Major technology companies are responding with unprecedented spending plans. Alphabet, Microsoft, Meta, and Amazon are expected to invest more than $700 billion collectively in capital expenditures this year, while some Wall Street analysts project industry-wide AI infrastructure spending could surpass $1 trillion annually by 2027.
The scale of investment reflects a growing consensus that access to computing capacity will become one of the defining competitive advantages of the AI era.
The Infrastructure Race Intensifies
Alphabet’s fundraising effort comes as technology companies race to secure the resources needed to support increasingly powerful AI models and agentic systems. Demand for AI computing has expanded beyond model training to include inference workloads, enterprise deployments, and real-time AI applications.

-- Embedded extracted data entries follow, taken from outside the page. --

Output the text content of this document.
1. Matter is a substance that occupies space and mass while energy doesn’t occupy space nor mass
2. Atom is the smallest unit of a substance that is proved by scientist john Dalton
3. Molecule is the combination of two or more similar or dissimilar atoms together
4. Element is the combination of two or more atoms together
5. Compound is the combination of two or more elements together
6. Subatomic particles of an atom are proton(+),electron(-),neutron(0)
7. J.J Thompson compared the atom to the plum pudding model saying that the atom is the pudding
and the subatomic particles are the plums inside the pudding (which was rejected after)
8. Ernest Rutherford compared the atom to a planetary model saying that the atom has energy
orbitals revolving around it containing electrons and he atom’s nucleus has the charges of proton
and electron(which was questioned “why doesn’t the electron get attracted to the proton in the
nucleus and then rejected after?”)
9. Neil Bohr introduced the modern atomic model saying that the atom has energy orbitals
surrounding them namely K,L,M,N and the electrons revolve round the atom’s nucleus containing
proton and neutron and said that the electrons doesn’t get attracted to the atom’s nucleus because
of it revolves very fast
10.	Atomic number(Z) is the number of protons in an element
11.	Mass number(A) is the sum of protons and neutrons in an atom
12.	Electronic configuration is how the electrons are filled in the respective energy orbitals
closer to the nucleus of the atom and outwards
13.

The move mirrors similar initiatives across the industry. SoftBank recently committed €45 billion to build AI data centers in France and continues to finance Stargate, the $500 billion AI infrastructure project in the United States. Nvidia has invested billions in photonics technologies and next-generation AI infrastructure, while Microsoft, Amazon, and Meta continue expanding global data center capacity.
For Alphabet, the additional capital provides greater flexibility to address what executives increasingly view as the company’s primary challenge: ensuring sufficient compute capacity to meet demand. As AI adoption accelerates across both enterprise and consumer markets, the ability to rapidly scale infrastructure may prove just as important as advances in AI models themselves.